Even if I was not dressed appropriately for the weather, I would have ignored the light rain that was falling. This was one cool bird! I found another use for my cycling rain coat. It's handy and can be easily rolled up when not needed. The only difference, it's considerably easier to put on and take off while birding than it is while cycling. After a few minutes the Gray Jay would disappear to tend to it's young, not to be seen again.

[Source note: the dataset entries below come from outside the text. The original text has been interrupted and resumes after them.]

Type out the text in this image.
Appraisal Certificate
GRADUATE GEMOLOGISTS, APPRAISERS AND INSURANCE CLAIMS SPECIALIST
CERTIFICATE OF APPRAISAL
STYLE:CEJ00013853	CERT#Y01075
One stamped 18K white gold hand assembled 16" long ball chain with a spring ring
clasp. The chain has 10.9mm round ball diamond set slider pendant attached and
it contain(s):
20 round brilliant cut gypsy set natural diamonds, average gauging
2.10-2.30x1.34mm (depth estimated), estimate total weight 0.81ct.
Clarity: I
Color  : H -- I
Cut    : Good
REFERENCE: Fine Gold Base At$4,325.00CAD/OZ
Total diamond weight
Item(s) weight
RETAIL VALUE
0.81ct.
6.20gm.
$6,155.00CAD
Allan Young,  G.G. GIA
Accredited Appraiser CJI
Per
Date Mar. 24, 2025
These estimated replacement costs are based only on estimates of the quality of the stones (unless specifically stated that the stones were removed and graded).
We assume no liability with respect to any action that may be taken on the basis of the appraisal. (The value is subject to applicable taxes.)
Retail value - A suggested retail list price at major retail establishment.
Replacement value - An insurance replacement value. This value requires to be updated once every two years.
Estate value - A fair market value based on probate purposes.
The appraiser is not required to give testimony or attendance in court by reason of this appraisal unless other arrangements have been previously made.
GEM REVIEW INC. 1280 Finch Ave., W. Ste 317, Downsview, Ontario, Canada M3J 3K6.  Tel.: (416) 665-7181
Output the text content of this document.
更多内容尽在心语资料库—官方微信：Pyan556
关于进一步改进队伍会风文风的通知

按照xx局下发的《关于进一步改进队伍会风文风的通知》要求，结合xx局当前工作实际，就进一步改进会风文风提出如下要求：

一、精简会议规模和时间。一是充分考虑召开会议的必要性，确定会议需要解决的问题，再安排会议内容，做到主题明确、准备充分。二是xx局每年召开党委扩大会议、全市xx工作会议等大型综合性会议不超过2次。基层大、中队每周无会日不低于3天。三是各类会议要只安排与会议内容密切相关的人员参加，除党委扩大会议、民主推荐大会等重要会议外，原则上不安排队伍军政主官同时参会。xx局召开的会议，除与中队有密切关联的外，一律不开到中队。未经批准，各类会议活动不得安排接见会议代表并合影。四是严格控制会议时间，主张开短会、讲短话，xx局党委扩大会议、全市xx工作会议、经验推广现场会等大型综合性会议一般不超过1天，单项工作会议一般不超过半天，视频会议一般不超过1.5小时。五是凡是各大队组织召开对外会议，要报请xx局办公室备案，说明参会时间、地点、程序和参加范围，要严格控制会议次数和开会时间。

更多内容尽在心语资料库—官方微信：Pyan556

We returned to the Visitor Centre to enter our observation on the wildlife board in the lobby. A quick scan of the feeders again did not produce anything new. It was time to leave the park and head back to St. Catharines. Outside of the centre we had a short chat with the park naturalist Justin, who led last year's guided walk at the Old Airfield. Before exiting the park Jean and I would add one more species to the year list. 2 Broad-winged Hawks (#106) were soaring above Highway 60. The last animal we would see however was the moose seen the day before. Same spot, same time of day.
Spending the last weekend of April in Algonquin was very productive. A total of 4 lifers were observed, Boreal Chickadee was added to the provincial list, and a total of 16 species were added to the year list. 2009 is looking to be a good year. Observing all 4 Boreal species should assist in the quest to surpass the 187 species observed in Ontario last year. Warblers are next or should I say now.